Nowy szpital przy Grunwaldzkiej z nowym parkingiem. Odwiedzający z niego nie skorzystają. "W 70% stoi pusty"
Skarży się nasz Czytelnik.
- Chciałbym opisać temat parkingu przy nowej części szpitala na Przybyszewskiego. Na tyłach szpitala powstał duży nowy parking. Chciałbym się dowiedzieć jakim prawem i czyja to decyzja, że ochrona nie wpuszcza już na teren parkingu i utrudnia odwiedzanie chorych? Ochroniarz przy szlabanie wpuszcza tylko samochody z kartą inwalidy, parking w 70% stoi pusty, chciałbym uiścić opłatę, czego jak się okazało zrobić nie można, bo system nie działa - napisał do nas Czytelnik. - Co na to dyrekcja? Gdzie mają parkować osoby odwiedzające najbliższych, na przepełnionej, ciasnej ul. Marcelińskiej? Dodam, że mocno pada deszcz, a parking, podkreślam trzeci raz w 70% stoi pusty, co dodatkowo komplikuje dotarcie do szpitala. Dla kogo jest ten parking przy szpitalu i jakie panują tu zasady, że decyzją jednego ochroniarza nie można zaparkować na parkingu wybudowanym za miliony z naszych podatków, bo pan ochroniarz (lub jego przełożeni) ma taki kaprys? Dodam, że na parking przyjeżdżam od 5 dni w różnych porach dnia (do ciężko chorej mamy) i nigdy nie było sytuacji, żeby był zajęty w więcej niż 30-40% - dodaje.

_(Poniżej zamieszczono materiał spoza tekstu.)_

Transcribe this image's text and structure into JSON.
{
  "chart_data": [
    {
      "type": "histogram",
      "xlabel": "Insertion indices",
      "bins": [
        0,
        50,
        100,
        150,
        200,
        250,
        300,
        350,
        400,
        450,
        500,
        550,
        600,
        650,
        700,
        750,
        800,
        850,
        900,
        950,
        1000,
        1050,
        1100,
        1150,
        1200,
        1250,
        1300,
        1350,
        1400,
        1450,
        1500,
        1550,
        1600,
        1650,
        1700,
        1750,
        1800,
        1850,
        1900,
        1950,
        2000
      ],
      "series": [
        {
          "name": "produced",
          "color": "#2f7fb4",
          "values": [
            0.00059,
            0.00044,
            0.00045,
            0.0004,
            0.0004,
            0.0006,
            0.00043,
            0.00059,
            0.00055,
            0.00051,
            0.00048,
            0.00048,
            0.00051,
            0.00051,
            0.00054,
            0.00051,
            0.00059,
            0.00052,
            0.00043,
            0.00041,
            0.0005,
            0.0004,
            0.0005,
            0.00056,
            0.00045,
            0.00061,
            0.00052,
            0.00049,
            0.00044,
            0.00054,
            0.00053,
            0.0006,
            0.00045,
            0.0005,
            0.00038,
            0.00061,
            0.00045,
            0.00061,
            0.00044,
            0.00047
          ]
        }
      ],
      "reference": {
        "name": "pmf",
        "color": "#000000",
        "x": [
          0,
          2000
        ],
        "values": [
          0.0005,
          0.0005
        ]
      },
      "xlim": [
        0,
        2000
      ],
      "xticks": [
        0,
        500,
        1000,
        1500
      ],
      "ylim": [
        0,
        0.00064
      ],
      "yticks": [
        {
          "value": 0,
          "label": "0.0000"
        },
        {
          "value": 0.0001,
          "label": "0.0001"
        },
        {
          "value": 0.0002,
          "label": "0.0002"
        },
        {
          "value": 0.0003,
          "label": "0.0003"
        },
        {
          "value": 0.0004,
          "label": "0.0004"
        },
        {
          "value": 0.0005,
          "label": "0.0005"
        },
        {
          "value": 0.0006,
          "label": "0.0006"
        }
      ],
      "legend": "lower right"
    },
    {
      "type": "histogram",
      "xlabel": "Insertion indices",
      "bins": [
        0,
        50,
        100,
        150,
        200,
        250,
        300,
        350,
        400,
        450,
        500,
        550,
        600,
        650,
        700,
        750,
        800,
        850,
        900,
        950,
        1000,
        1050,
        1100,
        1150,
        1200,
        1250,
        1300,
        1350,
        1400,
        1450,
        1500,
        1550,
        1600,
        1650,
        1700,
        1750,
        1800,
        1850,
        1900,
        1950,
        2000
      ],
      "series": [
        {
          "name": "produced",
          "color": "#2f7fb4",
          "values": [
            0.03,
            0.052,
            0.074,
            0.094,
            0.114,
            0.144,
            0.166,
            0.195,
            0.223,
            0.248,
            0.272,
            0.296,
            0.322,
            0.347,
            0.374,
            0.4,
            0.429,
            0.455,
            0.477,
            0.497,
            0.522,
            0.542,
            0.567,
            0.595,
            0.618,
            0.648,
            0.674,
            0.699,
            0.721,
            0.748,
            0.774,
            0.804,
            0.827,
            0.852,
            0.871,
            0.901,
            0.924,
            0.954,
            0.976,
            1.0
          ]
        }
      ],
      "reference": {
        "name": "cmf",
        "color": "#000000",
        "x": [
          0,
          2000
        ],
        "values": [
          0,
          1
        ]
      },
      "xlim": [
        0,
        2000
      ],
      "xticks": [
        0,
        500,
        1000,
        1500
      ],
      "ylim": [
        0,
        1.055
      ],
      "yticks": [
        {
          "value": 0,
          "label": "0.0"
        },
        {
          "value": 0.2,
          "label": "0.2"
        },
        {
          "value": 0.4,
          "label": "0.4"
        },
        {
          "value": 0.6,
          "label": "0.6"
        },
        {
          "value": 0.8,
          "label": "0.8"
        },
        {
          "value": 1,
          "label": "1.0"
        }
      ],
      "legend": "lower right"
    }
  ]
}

Skontaktowaliśmy się w tej sprawie z Uniwersyteckim Szpitalem Klinicznym w Poznaniu. - Parking został wybudowany przede wszystkim z myślą o naszych Pacjentach - jest jednak zamontowany szlaban - od ulicy Grunwaldzkiej 53 (nowy wjazd). Każdy Pacjent wymagający pomocy, udający się na Izbę Przyjęć (z dniem 1 czerwca - SOR), jest na nowy parking wpuszczany - zapewnia Bartosz Sobański, rzecznik placówki. - Zdecydowana większość miejsc na parkingu jest przeznaczona dla Pacjentów. Na parkingu znajduje się także 9 miejsc dla osób niepełnosprawnych - dodaje.
Co z odwiedzającymi? - Rzeczywiście, z tego parkingu nie mogą korzystać osoby odwiedzające Pacjentów w naszym szpitalu. Nie bylibyśmy w stanie zapewnić miejsc parkingowych dla wszystkich, a priorytetem są dla nas pacjenci - kończy.